A fueling point in your own home: Most home-owners use a wall-box to supply their e-car with energy. But even if you live in a rental apartment, you can use domestic electricity for charging. We explain how that works and outline opportunities in Germany for state grants to help with this.

Fundamentally, all you need for charging is a socket and a charging cable. But charging an e-car using a conventional household socket is not to be recommended. That’s because it only allows for single-phase charging. Moreover, it can only handle a charging current of 10 amps – and so is only suitable in limited circumstances for continuous charging of electric vehicles. On top of that, emergency charging using a standard domestic “Schuko socket” not only takes significantly longer, but can also cause an imbalance in the power grid. 


Charging safely and efficiently using a wall-box

To charge the car safely and efficiently, you need a wall charging unit or wall-box. Private households in Germany are typically connected to the grid using three-phase current, allowing charging devices for an e-car to be installed easily. They can also be coupled with a Smart Home system or photovoltaic system. An electrician connects the wall-box to the three-phase 400-volt domestic supply. Wall-boxes need to be on a dedicated circuit with no ancillary consumer units.

The time the vehicle takes to charge depends on the interplay between the wall-box’s charging capacity and the size of the car’s battery. The European standard for charging using the domestic A/C supply is a Type 2 connector, permitting three-phase charging up to 22 kilowatts (400 volts, 32 amps). If you use a CCS Combo-2 connector, which resembles a Type 2 connector but has an additional two contacts (CCS = “combined charging system”), it enables rapid charging up to 450 kilowatts.  

Three-phase charging using a wall-box does not cause any asymmetries in the power grid, as can occur with single-phase charging. It is grid-compatible[3] and safe. That’s because wall-boxes are protected using circuit-breakers to guard against the charging cable being overloaded, and residual current circuit breakers (ground fault circuit interrupters). The latter are tripped in the event of a defect in the cabling or a damp contact.

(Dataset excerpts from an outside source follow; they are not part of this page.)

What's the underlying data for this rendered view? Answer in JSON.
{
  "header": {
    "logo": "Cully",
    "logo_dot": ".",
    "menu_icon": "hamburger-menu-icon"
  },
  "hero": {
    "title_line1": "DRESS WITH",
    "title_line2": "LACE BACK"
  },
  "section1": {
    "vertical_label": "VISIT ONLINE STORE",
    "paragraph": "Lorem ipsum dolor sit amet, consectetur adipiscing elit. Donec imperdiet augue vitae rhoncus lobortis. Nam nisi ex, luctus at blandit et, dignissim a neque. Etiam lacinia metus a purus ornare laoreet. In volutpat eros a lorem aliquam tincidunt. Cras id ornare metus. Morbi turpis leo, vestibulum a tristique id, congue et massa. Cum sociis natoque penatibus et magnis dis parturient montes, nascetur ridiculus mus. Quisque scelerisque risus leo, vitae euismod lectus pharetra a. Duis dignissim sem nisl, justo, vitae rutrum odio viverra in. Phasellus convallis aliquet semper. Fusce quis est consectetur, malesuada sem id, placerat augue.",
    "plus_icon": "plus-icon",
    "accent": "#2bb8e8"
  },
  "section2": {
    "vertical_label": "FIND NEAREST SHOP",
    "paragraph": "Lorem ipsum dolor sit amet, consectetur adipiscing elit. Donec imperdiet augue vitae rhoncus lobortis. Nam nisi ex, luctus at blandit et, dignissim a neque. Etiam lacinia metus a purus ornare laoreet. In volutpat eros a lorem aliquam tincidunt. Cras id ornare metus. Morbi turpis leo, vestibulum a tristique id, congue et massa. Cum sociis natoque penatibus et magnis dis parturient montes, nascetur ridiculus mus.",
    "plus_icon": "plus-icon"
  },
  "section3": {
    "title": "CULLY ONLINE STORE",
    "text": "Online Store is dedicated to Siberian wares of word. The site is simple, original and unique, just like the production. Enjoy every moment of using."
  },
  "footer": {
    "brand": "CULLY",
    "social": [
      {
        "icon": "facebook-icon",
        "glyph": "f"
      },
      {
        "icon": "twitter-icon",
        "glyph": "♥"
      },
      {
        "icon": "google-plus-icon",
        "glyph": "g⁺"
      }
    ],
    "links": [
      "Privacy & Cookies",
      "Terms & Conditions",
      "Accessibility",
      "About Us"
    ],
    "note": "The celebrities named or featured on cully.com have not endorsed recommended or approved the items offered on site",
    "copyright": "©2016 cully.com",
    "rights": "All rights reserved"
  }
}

Wall-box: Requirements for the domestic power network

It is important to note that wall-box installation is definitely a job for a specialist electrician – who first needs to check the house wiring. If an e-car is being charged, large amounts of electricity flow through the wiring over several hours. For that reason, the wiring and the networks beyond the wall charging unit need to satisfy the requirements appropriate to modern charging technology. In many properties, the electrical installation at the time of building was designed for less power-intensive consumer units. Accordingly, existing installations may sometimes be unsuitable for charging at high power over extended periods – particularly if several e-cars need to be charged simultaneously. A further important requirement is that the charging unit needs to be registered with the grid operator. For 22-kilowatt wall-boxes, the power company must even issue a license before the box goes into use.

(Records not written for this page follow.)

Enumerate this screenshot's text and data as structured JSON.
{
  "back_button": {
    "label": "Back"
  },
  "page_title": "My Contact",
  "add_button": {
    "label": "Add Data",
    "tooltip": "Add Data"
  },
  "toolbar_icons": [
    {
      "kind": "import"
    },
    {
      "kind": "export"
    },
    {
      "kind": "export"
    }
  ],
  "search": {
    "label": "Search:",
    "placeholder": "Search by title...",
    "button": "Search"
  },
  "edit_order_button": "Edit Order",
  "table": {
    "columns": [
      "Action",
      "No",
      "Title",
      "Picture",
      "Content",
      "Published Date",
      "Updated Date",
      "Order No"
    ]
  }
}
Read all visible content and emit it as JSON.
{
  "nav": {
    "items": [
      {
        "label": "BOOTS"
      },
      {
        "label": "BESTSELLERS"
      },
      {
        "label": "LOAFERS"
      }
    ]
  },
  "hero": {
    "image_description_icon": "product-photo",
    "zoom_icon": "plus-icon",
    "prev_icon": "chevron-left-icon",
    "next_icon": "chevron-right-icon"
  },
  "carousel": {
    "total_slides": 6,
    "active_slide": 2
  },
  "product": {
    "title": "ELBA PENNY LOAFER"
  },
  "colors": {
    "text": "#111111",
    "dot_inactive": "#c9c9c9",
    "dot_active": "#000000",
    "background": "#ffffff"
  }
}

To charge your car safely and efficiently, use a wall charging unit or wall-box © BMW
To charge your car safely and efficiently, use a wall charging unit or wall-box © BMW

Charging at home – in a rental apartment or under a joint ownership arrangement

So what do you do if you want to install a wall-box, but you first need to get the landlord or joint owners on board too? At the end of 2020, legislation came into force in Germany to promote electric mobility and to modernize the law governing residential property, amending the regulations governing property registration and costs (Wohnungseigentumsmodernisierungsgesetz, WEMoG). Apartment owners can now request approval for installation of a charging unit, the German motoring association ADAC advises.

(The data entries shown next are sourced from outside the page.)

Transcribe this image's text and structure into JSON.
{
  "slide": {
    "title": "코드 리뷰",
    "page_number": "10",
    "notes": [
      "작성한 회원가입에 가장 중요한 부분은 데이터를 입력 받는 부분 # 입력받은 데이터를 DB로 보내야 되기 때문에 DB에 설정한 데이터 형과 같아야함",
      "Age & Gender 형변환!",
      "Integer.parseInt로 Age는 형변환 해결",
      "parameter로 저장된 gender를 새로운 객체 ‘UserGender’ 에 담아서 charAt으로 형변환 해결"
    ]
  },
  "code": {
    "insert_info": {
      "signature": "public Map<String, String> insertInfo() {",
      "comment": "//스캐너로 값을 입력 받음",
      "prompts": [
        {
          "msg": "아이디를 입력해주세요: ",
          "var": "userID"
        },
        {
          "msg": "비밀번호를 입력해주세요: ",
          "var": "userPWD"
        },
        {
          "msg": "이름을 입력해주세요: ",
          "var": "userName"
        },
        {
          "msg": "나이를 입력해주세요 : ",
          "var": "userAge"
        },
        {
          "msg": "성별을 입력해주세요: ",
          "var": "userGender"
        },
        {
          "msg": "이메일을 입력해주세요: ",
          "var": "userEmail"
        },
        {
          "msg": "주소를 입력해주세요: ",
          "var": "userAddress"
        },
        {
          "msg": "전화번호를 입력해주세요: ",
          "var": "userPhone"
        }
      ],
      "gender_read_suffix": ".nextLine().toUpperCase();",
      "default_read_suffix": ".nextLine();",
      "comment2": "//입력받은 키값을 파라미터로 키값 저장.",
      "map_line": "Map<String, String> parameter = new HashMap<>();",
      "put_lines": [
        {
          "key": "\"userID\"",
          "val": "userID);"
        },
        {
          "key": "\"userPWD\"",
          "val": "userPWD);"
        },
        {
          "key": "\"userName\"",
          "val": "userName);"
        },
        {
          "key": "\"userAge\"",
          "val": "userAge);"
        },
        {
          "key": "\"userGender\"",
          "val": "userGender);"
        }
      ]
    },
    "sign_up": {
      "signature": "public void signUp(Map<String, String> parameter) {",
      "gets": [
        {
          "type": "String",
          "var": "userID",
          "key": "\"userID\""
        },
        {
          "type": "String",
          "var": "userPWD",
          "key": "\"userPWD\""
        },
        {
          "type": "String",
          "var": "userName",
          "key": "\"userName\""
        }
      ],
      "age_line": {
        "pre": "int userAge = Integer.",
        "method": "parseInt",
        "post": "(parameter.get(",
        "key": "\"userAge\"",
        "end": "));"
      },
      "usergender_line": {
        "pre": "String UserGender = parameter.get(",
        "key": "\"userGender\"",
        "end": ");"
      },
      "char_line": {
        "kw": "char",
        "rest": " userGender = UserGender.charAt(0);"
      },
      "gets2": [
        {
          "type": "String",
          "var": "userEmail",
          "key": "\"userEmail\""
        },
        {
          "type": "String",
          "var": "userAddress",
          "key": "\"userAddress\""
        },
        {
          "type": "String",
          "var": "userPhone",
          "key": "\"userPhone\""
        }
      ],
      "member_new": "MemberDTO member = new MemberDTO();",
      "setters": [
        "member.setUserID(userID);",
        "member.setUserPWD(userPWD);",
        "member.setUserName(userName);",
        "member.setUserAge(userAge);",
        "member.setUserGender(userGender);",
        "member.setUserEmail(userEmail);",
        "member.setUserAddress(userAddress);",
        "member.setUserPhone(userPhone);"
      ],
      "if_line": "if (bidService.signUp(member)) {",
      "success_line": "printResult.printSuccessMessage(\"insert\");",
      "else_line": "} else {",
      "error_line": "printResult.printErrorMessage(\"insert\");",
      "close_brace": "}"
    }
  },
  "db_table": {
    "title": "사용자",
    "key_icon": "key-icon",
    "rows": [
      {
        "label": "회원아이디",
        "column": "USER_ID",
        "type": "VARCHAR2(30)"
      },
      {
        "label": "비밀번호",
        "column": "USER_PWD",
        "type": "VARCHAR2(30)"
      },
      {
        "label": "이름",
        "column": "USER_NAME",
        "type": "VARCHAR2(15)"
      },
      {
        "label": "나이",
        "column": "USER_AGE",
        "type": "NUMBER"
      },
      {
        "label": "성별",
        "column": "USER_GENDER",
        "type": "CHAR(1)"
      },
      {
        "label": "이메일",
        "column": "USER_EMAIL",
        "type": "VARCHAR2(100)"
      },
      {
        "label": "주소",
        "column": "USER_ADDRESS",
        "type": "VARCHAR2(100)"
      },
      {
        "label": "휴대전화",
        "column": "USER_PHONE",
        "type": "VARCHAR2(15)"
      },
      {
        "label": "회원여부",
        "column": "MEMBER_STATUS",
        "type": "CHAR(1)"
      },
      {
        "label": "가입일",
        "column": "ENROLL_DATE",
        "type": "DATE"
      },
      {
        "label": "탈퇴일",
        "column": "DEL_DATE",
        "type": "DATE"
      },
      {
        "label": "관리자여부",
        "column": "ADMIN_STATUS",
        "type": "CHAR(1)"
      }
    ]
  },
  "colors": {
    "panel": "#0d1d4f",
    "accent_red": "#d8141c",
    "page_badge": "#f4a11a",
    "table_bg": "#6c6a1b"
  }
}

Joint owners now only share in the mutual decision as to how the charging unit is to be installed. Those who don’t want to share in the costs of this are not compelled to do so – but then they are not allowed to use the charging-point either. Tenants, too, have a fundamental entitlement to a facility for charging their e-car. However, the tenant himself pays for the charging-point to be installed.

That said, how the electrical installation is configured in the apartment building remains a key issue. The German Association of the Automotive Industry (VDA), together with the German Association of Energy and Water Industries (BDEW) and the Federal Association of German Housing and Real Estate Companies (GdW), advise that many domestic connections in such properties are still only equipped for the standard requirements from the 1980s.

Apartment owners in Germany can now request approval for installation of a charging unit © Opel
Apartment owners in Germany can now request approval for installation of a charging unit © Opel

So what about the financing for this?

Homeowners need to invest sizeable sums to adapt electrical installations to the higher consumption requirements and to install suitable load management. Even though there are funding opportunities available from central government and the German federal states, the associations are calling for a separate funding program for high-performance electrical infrastructures in apartment buildings, and have submitted a proposed concept for this. Their wish is for this subsidy to extend well beyond the purchase of the charging unit, as is currently offered by the reconstruction loan corporation Kreditanstalt für Wiederaufbau (KfW): Home-owners and apartment owner groups, tenants and landlords are able to obtain a EUR 900 grant for each charging unit they install – if the charging units are installed within the purely privately-used footprint of residential buildings and are operated exclusively using green electricity.